Adjust temperature, top-p, and max tokens via sliders in the settings panel. Defaults are sensible but tunable per conversation.

Markdown rendering

Assistant responses are rendered as formatted markdown — headings, lists, code blocks with syntax highlighting, tables, and inline formatting all display properly.

Conversation export

Export the current conversation as a .md file with a single click. Messages are formatted with role headers and timestamps.

Conversation persistence

Conversations are automatically saved to IndexedDB. Reopen the browser and pick up where you left off. Manage saved conversations from the history panel.

Document context

Drag and drop a file onto the chat (or use the attach button) to inject its contents as context. Supports text, markdown, code, CSV, and JSON files (up to 50 KB). When a multimodal model is active, dropped images are routed to the image attachment system instead.

Token count

A live estimate of the current context window usage is displayed below the chat input, with a visual progress bar and warning thresholds.

Stop generation

Interrupt a response mid-stream with the stop button. Works with both backends (WebLLM and Transformers.js).

Browser requirements

WebGPU is required for GPU-accelerated inference. Supported browsers:

  • Chrome 113+
  • Edge 113+

Other Chromium-based browsers with WebGPU support may also work. Safari and Firefox do not yet fully support WebGPU.

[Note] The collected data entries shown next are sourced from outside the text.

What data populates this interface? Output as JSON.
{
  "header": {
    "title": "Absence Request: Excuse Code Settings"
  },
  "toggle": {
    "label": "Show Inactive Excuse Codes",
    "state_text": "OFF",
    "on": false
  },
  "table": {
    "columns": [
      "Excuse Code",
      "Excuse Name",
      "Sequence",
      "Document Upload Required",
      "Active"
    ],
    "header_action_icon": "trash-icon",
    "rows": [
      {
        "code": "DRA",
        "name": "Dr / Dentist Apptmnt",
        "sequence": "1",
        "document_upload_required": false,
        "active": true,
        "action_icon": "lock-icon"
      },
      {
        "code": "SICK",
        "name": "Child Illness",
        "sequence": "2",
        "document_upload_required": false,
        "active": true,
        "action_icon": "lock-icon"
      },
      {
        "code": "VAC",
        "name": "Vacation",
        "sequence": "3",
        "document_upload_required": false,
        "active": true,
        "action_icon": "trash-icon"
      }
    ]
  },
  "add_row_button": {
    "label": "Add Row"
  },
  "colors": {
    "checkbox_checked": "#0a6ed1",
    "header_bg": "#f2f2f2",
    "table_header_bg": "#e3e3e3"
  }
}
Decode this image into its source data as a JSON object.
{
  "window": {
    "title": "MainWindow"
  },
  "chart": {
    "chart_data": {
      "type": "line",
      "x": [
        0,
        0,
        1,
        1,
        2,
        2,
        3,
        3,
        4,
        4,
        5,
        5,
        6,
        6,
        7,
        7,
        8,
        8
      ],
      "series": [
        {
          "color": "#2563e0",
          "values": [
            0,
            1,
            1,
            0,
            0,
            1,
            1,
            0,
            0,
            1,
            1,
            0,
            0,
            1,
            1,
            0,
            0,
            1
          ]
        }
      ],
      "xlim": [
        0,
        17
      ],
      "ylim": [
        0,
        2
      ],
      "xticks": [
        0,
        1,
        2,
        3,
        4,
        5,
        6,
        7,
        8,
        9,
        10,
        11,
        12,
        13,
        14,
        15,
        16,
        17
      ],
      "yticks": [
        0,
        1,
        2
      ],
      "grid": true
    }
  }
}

Transformers.js models can fall back to WASM on browsers without WebGPU, but performance will be significantly slower. WebLLM models require WebGPU and have no fallback.

Running locally

No build step is needed. Open index.html directly, or serve it with any static file server:

# Python
python3 -m http.server 8000

# Node.js (npx)
npx serve .

Then open http://localhost:8000 in a WebGPU-capable browser.

Deployment

This site is designed for static hosting. To deploy on GitHub Pages:

  1. Push the repo to GitHub
  2. Go to Settings > Pages
  3. Set the source to the branch you want to deploy (e.g. main)
  4. The site will be live at https://thinkhere.ai

The .nojekyll file is included to ensure GitHub Pages serves files as-is without Jekyll processing.

Project structure

thinkhere/
├── index.html      # The entire application (HTML + CSS + JS)
├── favicon.svg     # Browser tab icon
├── 404.html        # Custom 404 page for GitHub Pages
├── .nojekyll       # Bypasses Jekyll on GitHub Pages
├── .gitignore
├── LICENSE          # MIT
└── README.md

License

MIT